Economically, women have gone from being visibly active in the Iraqi work force in the 1980s -- particularly in the farming, marketing and professional services sectors -- to being nearly non-existent in 2013.
The women who could afford it withdrew from the public space due the violence dominating the streets. 10 years ago Iraq produced much of its own food and had a productive industrial sector -- but now Iraq imports practically all of its food, and farmers and factory workers simply found themselves out of a job as industry ground to a halt. And while both women and men suffered as a result, the impact on women was greater due to their limited mobility in the face of poor security.

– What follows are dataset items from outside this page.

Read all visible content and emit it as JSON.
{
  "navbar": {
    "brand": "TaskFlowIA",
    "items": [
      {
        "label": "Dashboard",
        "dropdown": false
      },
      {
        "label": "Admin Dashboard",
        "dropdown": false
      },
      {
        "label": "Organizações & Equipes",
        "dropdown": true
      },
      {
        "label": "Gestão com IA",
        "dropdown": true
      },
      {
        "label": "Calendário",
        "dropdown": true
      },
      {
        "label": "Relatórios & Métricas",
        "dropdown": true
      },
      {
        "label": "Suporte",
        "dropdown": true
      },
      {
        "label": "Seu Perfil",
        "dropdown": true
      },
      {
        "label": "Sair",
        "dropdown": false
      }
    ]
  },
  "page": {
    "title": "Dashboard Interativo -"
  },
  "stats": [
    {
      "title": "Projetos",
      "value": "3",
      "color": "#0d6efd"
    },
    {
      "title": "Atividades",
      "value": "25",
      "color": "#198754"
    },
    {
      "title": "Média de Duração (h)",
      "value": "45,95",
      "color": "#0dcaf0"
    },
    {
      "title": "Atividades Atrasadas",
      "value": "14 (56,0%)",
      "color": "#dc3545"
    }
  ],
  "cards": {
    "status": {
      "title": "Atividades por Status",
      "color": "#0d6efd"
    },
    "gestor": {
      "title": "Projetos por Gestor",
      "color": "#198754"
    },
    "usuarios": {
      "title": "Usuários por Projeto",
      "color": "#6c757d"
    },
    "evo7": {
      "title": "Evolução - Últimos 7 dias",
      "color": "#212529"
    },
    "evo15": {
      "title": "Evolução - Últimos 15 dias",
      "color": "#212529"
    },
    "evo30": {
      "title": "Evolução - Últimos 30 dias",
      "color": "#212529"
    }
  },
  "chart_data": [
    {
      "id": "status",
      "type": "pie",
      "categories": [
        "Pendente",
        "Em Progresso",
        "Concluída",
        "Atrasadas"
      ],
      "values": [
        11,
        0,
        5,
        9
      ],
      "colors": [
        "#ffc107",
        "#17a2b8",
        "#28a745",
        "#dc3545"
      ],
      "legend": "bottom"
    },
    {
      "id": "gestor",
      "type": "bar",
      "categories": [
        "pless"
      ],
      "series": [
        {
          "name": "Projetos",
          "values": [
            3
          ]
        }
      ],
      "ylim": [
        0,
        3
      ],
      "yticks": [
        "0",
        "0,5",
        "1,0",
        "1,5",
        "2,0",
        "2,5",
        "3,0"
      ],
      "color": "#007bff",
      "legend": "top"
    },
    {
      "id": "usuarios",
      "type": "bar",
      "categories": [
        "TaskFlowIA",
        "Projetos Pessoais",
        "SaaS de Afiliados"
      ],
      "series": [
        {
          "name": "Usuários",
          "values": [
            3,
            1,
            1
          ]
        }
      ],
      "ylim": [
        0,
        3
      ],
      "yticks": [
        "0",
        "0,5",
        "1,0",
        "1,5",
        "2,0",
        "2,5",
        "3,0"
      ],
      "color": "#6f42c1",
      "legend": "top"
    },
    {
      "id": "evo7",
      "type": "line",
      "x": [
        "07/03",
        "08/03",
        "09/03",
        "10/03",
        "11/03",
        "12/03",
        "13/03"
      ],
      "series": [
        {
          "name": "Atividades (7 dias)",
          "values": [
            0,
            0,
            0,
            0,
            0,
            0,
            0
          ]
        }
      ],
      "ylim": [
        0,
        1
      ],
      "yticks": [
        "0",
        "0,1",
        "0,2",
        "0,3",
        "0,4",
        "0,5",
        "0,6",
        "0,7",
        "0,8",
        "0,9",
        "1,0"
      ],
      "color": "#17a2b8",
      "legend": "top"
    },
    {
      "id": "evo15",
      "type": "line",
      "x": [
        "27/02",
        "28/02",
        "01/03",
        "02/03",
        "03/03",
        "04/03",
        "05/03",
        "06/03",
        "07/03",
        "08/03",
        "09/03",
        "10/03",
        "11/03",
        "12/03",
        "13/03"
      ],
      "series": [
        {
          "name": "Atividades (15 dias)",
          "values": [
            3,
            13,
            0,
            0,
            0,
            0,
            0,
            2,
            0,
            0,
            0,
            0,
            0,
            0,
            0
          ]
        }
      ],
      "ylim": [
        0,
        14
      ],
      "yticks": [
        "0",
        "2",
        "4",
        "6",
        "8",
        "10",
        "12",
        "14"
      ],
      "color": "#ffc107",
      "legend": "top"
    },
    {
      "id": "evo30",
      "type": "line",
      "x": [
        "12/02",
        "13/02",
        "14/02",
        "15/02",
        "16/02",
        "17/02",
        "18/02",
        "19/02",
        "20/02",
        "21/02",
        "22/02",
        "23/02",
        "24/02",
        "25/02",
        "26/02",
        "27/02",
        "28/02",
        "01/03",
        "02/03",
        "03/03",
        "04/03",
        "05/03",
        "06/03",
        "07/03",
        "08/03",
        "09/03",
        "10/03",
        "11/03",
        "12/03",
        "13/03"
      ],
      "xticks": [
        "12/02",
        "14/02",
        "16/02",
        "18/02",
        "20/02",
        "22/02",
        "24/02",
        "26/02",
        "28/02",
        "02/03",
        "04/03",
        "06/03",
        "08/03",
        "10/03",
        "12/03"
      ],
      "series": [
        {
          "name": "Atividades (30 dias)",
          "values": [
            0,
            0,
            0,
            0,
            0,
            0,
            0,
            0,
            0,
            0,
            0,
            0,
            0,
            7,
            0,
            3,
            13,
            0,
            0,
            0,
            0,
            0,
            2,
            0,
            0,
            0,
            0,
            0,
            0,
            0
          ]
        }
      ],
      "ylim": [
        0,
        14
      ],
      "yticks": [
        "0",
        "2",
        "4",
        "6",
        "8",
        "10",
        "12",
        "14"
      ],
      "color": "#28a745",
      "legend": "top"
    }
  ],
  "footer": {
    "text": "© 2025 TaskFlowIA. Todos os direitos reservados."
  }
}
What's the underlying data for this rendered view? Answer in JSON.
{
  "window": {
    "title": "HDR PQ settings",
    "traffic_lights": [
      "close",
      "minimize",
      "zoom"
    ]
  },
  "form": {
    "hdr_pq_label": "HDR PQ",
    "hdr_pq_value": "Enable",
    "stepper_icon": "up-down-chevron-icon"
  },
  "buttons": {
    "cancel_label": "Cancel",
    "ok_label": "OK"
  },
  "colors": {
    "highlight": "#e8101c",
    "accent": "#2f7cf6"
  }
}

Iraq suffocates in cloak of sorrow. Violence against women -- and the lack of legal protection for women -- is also on the rise. Women's rights groups blame the increase in violence on the social and economic pressure that families face, the lack of public and political will to stop it, and the increase religious conservatism that often justifies the violence.
The saddest part of the story is the lost memory of what Iraqi women once were. I grew up in Baghdad with a working mother who drove herself to the office and always told me that I could anything I wanted with my life. My mother's friends were factory managers, artists, principals and doctors.
It has been just over 20 years since I left Iraq. Today, female college students ask me if it is true that the streets of Baghdad were once full of women driving, that women could walk around in public at all times of the day without worry, that university campuses were once filled with women who did not wearing headscarves.
Secretary of Defense Donald Rumsfeld ultimatealy was given the boot by President George W. Bush. Dick Cheney has been lambasted and berated for his performance as vice-president, in no small measure because of his effort at promoting the war. And Mr. Bush himself has wisely refrained from commenting about his successor's handling of foreign affairs, a reticence for which he ought to be lauded.
But Condoleezza Rice has escaped all but the slightest criticism for her role in a major foreign policy blunder. She is asked for her opinions on international affairs (as on the Today show, from earlier this year; video below). Now she is planning a book. She would do the nation a favor by just going away.